Nei giornai di ieri, ad esempio, spiccavano due o tre notizie su Falconara. Anzi una spiccava molto e altre due erano citate di sfuggita.

Un titolo a tutta pagina sul “cimitero dei bovini” rinvenuto in una nota azienda agricola locale e due cenni rispettivamente sul fatto che Falconara ha accumulato 78 sforamenti rispetto ai limiti per le poleri sottili  e sul fatto che la Fiera a Falconara non si farà più.

Andando ad approfondire le notizie, come un giornalista serio dovrebbe fare, ci si accorge che la prima questione è assai poco preoccupante. La prassi  di interrare i feti era in uso negli allevamenti zootecnici e lecita fino all’entrata in vigore delle leggi europee sui sottoprodotti di origine alimentare, fatte proprie dalla regione Marche nel 2005 e soggette a continui cambiamenti l’ultimo dei quali dell’anno scorso. A parte l’evidente sanzionabilità dell’interramento avvenuto di recente – perchè difforme ad una legge in vigore – è evidente che scavando nella zona vengano fuori ossa di animali se per decenni era in uso, legalmente, la prassi dell’interramento! La questione sostanziale, per la salute, è capire se ci sono animali ammalati. Nel caso specifico i controlli hanno accertato che gli animali sono tutti in ottima salute, ma questo aspetto, nell’articolo sul giornale, appare del tutto secondario…

Ben diverso il caso delle polveri sottili.  Approfondendo il dato dei 78 sforamenti con la verifica della localizzazione della centralina di rilevamento, ci accorgeremmo del fatto che la stazione di Villanova-scuola è l’unica a stare al secondo piano di un edificio e non a livello strada. Questo dovrebbe far dire, ad un giornalista serio, che la situazione di Falconara è la più grave in assoluto della regione Marche e che, oltre al traffico, una delle cause è la presenza di una raffineria che che produce centinaia di tonnellate di polveri al giorno!

Ma la raffineria non è nemmeno citata e Falconara è paragonata alle altre realtà urbane della regione.

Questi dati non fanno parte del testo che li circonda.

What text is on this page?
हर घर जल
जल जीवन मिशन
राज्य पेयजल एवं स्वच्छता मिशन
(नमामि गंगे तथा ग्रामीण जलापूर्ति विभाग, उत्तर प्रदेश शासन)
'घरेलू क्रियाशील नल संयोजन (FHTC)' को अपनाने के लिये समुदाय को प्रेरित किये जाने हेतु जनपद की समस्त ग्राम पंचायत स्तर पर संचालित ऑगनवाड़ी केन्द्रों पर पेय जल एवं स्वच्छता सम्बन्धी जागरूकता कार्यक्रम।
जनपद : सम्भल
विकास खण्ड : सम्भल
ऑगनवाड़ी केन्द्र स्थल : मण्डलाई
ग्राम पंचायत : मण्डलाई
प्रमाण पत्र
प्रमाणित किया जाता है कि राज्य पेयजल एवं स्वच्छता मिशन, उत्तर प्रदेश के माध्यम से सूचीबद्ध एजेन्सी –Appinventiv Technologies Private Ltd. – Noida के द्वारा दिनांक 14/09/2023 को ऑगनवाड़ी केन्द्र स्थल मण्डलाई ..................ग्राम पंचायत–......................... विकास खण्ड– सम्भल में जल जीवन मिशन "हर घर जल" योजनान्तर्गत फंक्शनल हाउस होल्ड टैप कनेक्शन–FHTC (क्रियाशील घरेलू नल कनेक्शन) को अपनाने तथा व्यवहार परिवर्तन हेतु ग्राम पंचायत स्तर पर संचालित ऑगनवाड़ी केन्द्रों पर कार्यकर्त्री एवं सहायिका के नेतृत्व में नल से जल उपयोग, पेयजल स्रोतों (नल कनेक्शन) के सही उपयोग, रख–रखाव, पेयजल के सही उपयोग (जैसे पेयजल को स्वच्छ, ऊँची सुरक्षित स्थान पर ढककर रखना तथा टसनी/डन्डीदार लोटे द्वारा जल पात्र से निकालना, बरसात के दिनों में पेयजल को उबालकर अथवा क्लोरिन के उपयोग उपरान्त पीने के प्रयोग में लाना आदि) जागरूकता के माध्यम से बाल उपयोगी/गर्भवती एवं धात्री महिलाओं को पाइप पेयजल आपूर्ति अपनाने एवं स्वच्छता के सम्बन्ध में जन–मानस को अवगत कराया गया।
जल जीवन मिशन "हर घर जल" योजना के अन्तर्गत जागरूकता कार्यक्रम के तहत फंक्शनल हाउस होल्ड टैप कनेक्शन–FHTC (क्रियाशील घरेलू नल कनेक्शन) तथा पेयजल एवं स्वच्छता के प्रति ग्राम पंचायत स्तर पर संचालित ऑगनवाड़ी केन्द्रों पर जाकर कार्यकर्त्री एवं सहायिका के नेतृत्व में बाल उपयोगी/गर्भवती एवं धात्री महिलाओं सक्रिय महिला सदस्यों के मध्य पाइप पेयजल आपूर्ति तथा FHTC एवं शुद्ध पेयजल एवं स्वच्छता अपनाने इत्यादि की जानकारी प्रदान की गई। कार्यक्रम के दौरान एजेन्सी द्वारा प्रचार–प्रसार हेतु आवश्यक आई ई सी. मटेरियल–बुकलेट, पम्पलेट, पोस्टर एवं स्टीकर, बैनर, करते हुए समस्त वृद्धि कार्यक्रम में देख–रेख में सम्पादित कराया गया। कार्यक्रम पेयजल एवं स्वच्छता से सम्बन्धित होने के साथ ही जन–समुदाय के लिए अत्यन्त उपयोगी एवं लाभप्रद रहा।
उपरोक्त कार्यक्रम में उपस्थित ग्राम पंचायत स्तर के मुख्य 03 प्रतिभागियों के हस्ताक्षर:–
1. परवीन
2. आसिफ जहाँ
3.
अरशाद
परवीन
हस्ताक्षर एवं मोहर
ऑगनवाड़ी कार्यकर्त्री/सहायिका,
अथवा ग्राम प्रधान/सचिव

Allora, siccome siamo esseri pensanti, cominicamo a chiederci perchè le notizie vengono così distorte. E l’ingigantimento della notizia relativa all’azienda agricola è soltanto un modo per distogliere l’attenzione dagli altri problemi o c’è anche dell’altro? Forse c’entra il fatto che quell’azienda – che si ostina a fare agricoltura nella piana valliva di Falconara- ha aperto uno spaccio aziendale che non è ben visto dalla grande distribuzione alimentare? Forse c’entra il fatto che quell’azienda si oppone strenuamente alla realizzazione del by-pass ferroviario che invece interessa molto l’Api raffineria? …. Forse.

Il fatto è che la verità ha bisogno di giornalisti liberi e da queste parti non ci sono nè giornalisti liberi nè verità.